Act leader and Deputy Prime Minister-in-waiting David Seymour has some advice for the Waitangi Tribunal which has asked that Children’s Minister Karen Chhour be summonsed to appear before them.
Seymour said the move by the tribunal was vexatious and would ultimately fail.
“The Waitangi Tribunal’s attempt to summons Minister Karen Chhour makes me deeply fearful for them.
“I’m worried they haven’t thought about who they’re dealing with.”
Seymour said Chhour was herself a survivor of the state care system and carries more mana than the Waitangi Tribunal.

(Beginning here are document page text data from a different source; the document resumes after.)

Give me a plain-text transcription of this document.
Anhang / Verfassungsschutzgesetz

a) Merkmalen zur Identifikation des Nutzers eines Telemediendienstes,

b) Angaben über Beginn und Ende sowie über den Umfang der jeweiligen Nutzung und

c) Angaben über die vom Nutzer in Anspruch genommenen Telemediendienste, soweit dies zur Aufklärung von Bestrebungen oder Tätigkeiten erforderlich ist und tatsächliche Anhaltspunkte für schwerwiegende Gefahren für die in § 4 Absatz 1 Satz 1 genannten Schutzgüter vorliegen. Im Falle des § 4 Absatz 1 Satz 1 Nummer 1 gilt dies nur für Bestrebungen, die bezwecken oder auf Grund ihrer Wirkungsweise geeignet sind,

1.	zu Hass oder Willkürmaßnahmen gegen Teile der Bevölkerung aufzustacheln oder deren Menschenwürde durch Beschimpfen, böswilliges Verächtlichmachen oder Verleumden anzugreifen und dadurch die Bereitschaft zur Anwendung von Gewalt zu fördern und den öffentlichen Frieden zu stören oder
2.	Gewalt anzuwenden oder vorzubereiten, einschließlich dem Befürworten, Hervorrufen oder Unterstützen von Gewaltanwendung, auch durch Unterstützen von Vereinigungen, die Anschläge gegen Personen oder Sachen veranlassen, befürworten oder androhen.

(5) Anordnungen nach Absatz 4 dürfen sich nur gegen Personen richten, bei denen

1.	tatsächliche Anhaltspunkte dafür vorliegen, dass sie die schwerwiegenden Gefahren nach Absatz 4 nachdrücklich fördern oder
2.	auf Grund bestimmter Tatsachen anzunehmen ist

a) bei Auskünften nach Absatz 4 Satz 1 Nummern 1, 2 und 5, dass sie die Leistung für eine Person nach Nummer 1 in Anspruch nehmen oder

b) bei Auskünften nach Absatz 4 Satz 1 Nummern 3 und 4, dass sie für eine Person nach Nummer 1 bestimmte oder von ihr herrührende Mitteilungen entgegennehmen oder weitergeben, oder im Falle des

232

“Karen is a Māori woman who survived the state care system. By their own standards, they are buying a fight with someone of much greater mana.
“It’s not just Karen. They don’t seem to understand the subject either. Karen is removing section 7AA from the Oranga Tamariki Act because a child’s safety and welfare matter more than their race.
“Section 7AA has led to Māori children being uplifted from loving homes due to the ethnicity of the carers. The tribunal seems to think that’s okay. I call it race fanaticism.
“It’s not just the person and the issue, though. It’s also the timing. With the recent publication of a Newsroom story about the traumatic ‘reverse uplift’ of children from a loving home because their carers were the wrong race, their timing couldn’t be worse.
“The tribunal summonsed the wrong woman, on the wrong issue, at the wrong time. No wonder some people think they’re past their use-by date. Perhaps they should be wound up for their own good.”
NZ First MP Shane Jones is another politician who says the Waitangi Tribunal has over reached its scope by summonsing Chhour.
Yesterday the Māori Law Society wrote to Prime Minister Christopher Luxon asking he look into Jones’ comments about the Waitangi Tribunal.